Characteristics of a Database

  • Structure: Data types, data behavior

  • Persistence: Store data on secondary storage

  • Retrieval: a declarative query language,

A procedural database programming language.

  • Performance: Retrieve and store data quickly correctness

  • Sharing: concurrency

  • Reliability and resilient

  • Large Volumes

Data Warehouse:

A data warehouse is a single, complete and consistence store of data obtain from a verity of different sources made available to end users in what they are understand and use in a business context is called data warehouse.
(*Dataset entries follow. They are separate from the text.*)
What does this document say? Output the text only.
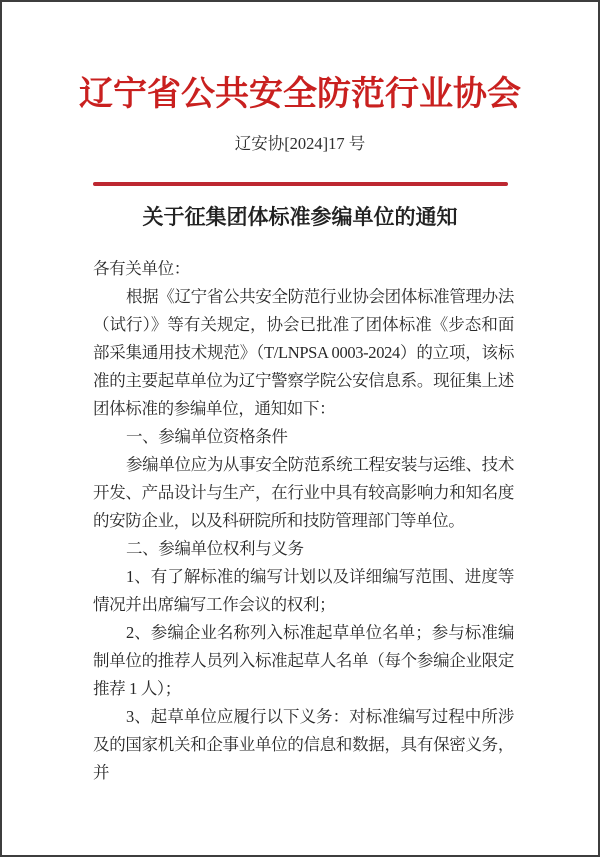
辽宁省公共安全防范行业协会
辽安协[2024]17 号
关于征集团体标准参编单位的通知

各有关单位：

根据《辽宁省公共安全防范行业协会团体标准管理办法（试行）》等有关规定，协会已批准了团体标准《步态和面部采集通用技术规范》（T/LNPSA 0003-2024）的立项，该标准的主要起草单位为辽宁警察学院公安信息系。现征集上述团体标准的参编单位，通知如下：

一、参编单位资格条件

参编单位应为从事安全防范系统工程安装与运维、技术开发、产品设计与生产，在行业中具有较高影响力和知名度的安防企业，以及科研院所和技防管理部门等单位。

二、参编单位权利与义务

1、有了解标准的编写计划以及详细编写范围、进度等情况并出席编写工作会议的权利；

2、参编企业名称列入标准起草单位名单；参与标准编制单位的推荐人员列入标准起草人名单（每个参编企业限定推荐 1 人）；

3、起草单位应履行以下义务：对标准编写过程中所涉及的国家机关和企事业单位的信息和数据，具有保密义务，并
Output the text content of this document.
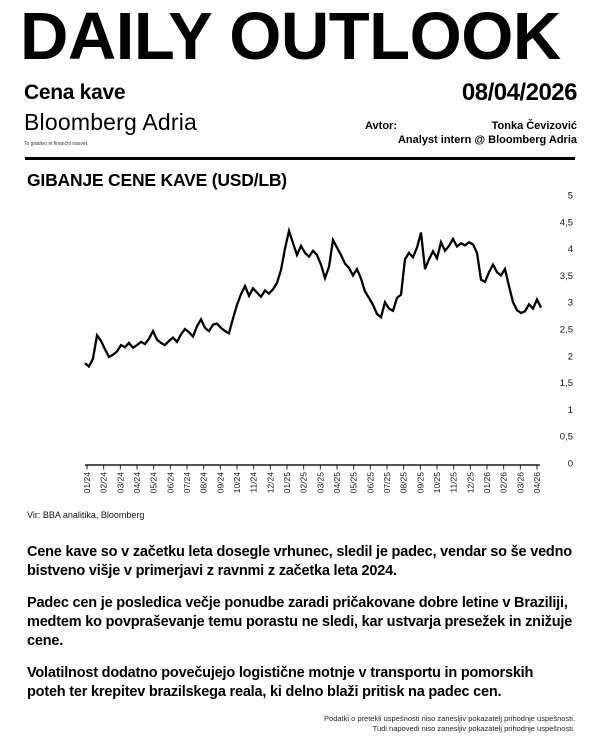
DAILY OUTLOOK
Cena kave	08/04/2026
Bloomberg Adria	Avtor:	Tonka Čevizović
Analyst intern @ Bloomberg Adria
To gradivo ni finančni nasvet.
GIBANJE CENE KAVE (USD/LB)
01/24 02/24 03/24 04/24 05/24 06/24 07/24 08/24 09/24 10/24 11/24 12/24 01/25 02/25 03/25 04/25 05/25 06/25 07/25 08/25 09/25 10/25 11/25 12/25 01/26 02/26 03/26 04/26
0
0,5
1
1,5
2
2,5
3
3,5
4
4,5
5
Vir: BBA analitika, Bloomberg

Cene kave so v začetku leta dosegle vrhunec, sledil je padec, vendar so še vedno bistveno višje v primerjavi z ravnmi z začetka leta 2024.

Padec cen je posledica večje ponudbe zaradi pričakovane dobre letine v Braziliji, medtem ko povpraševanje temu porastu ne sledi, kar ustvarja presežek in znižuje cene.

Volatilnost dodatno povečujejo logistične motnje v transportu in pomorskih poteh ter krepitev brazilskega reala, ki delno blaži pritisk na padec cen.

Podatki o pretekli uspešnosti niso zanesljiv pokazatelj prihodnje uspešnosti.
Tudi napovedi niso zanesljiv pokazatelj prihodnje uspešnosti.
A data warehouse is subject - oriented, integrated, time - variant, nonvolatile, collection of data in support of management’s decision making process (Wallance, 2015).

Subject - Oriented:

  • Data is arranged and optimized to provide answer to questions from diverse functional areas.

  • Data is organized and summarized by topic.
    – Sales/ Marketing / Finance/ Distribution/ Etc.
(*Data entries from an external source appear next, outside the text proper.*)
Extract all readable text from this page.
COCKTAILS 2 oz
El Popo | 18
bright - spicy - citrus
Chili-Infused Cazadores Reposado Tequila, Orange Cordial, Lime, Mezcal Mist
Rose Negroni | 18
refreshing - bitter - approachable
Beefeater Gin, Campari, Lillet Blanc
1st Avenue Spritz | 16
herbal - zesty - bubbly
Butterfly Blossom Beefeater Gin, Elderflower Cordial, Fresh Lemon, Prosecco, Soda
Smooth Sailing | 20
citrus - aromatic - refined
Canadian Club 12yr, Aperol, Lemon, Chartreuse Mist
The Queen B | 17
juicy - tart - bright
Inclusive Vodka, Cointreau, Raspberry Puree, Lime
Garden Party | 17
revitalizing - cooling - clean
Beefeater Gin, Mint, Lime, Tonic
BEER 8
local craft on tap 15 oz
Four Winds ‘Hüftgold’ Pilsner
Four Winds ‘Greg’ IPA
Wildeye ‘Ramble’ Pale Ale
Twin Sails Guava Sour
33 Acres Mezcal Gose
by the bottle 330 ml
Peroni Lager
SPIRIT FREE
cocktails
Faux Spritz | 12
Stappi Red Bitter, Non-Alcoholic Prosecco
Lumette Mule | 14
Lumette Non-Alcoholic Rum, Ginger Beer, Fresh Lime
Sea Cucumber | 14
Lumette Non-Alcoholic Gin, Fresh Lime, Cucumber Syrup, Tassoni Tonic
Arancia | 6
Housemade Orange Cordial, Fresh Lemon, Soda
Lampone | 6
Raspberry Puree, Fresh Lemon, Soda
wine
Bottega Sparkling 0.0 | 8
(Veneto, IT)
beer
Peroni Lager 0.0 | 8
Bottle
  • It focuses on modeling and analysis of data for decisionmakers.

  • Excludes data not useful in decision support process.

Integrated:

  • Data Warehouse is constructed by integrating multiple heterogeneous sources.
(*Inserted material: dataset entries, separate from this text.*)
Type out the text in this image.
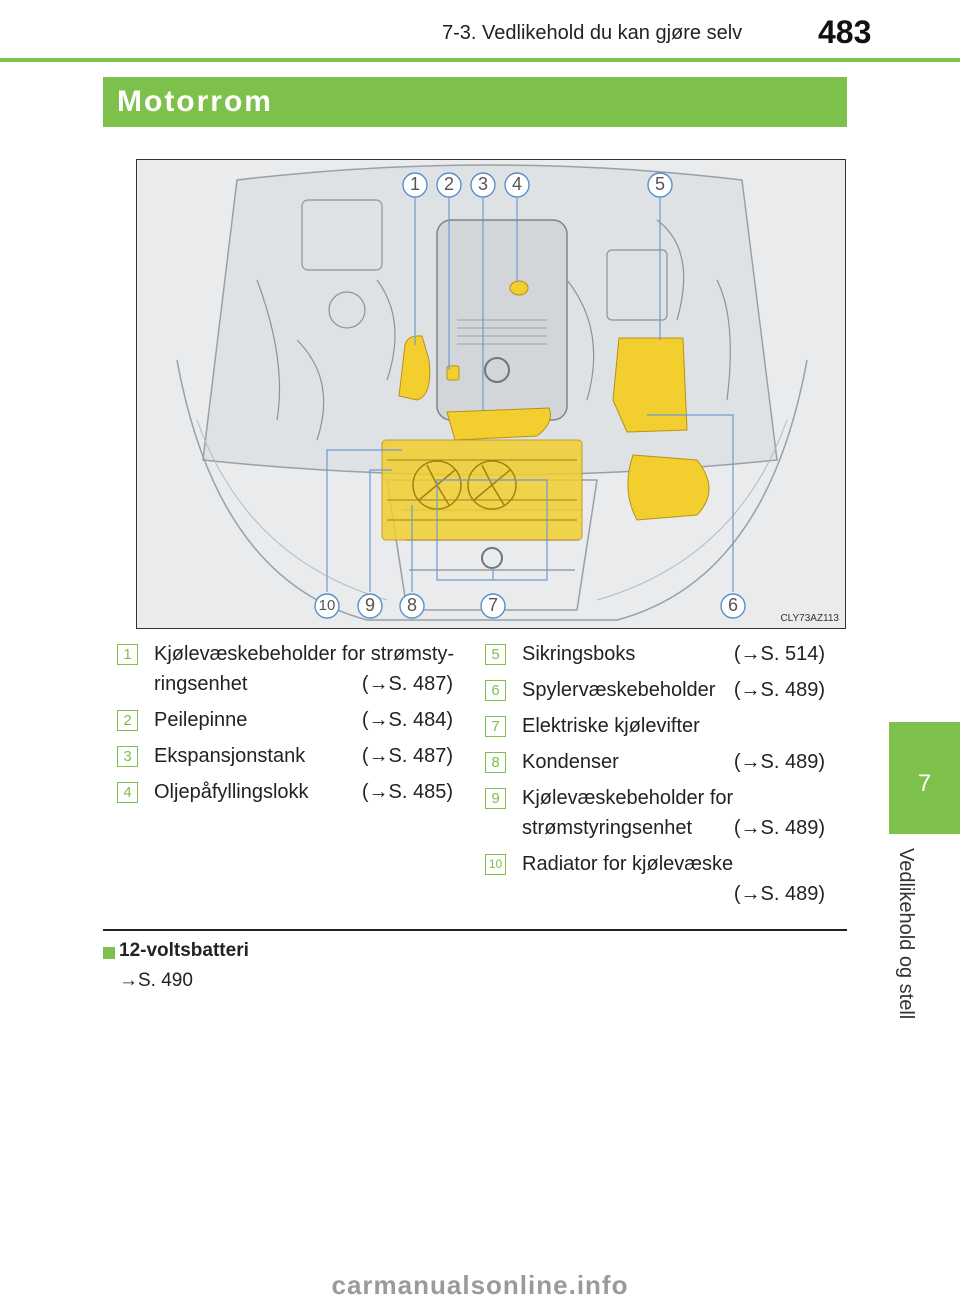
7-3. Vedlikehold du kan gjøre selv 483
Motorrom
7
Vedlikehold og stell
1	2	3	4	5
10	9	8	7	6
CLY73AZ113
1	Kjølevæskebeholder for strømsty-
ringsenhet	(→S. 487)
2	Peilepinne	(→S. 484)
3	Ekspansjonstank	(→S. 487)
4	Oljepåfyllingslokk	(→S. 485)
5	Sikringsboks	(→S. 514)
6	Spylervæskebeholder (→S. 489)
7	Elektriske kjølevifter
8	Kondenser	(→S. 489)
9	Kjølevæskebeholder for
strømstyringsenhet (→S. 489)
10 Radiator for kjølevæske
(→S. 489)
12-voltsbatteri
→S. 490
carmanualsonline.info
  • Data preprocessing are applied to ensure consistency.

  • The data warehouse is a centralized, consolidated database that integrated data derived from the entire organization.
    – Multiple Sources
    – Divers Sources
    – Divers Formats

Time - Variant

  • The Data Warehouse represents the flow of data through time.

  • Can contain projected data from statistical modes

  • Data is periodically uploaded then time - dependent data is recomputed

  • Provides information from historical perspective e.g. past 5 - 10 years.

  • Every key structure contain either implicitly or explicitly an element of time

Non volatile

  • Once data NEVER removed

  • Represents the company’s entire history

    • Near term history is continually added to it.
    • Always Growing
    • Must support terabyte databases and multiprocessor
  • Read - Only database for data analysis and query processing

  • Data Warehouse requires two operations in data accessing

    • Initial loading of data
    • Accessing of data

How Database are related to data Warehouse?

"All data warehouses are databases, not all databases are data warehouses” by ANSI/X3/SPARC Database System Study Group (2014).A data warehouse is an especially setup database designed to hold large amounts of data for reporting purposes. While a normal database is a structured collection of records or data that is stored in a computer system. A normal database is optimized for transactional activity (while keeping a small amount of history) a data warehouse will be optimized for large scale reporting. Within a data warehouse data from several systems will typically be merged together to present a global enterprise view. Data warehouses will also typically keep a very long history from several years to the entire life of the company so that very long term trends can be viewed. Finally we can say that, Data warehouse identifies a number of characteristics that differentiate warehouses and marts from conventional operational databases.

References

ANSI/X3/SPARC Database System Study Group. (2014). Reference Model for DBMS Standardisation. ACM SIGMOD Record, Vol. 15, No. 1, 15-17.

Wallance, P. (2015). Introduction to Database Management System. UK: PEARSON.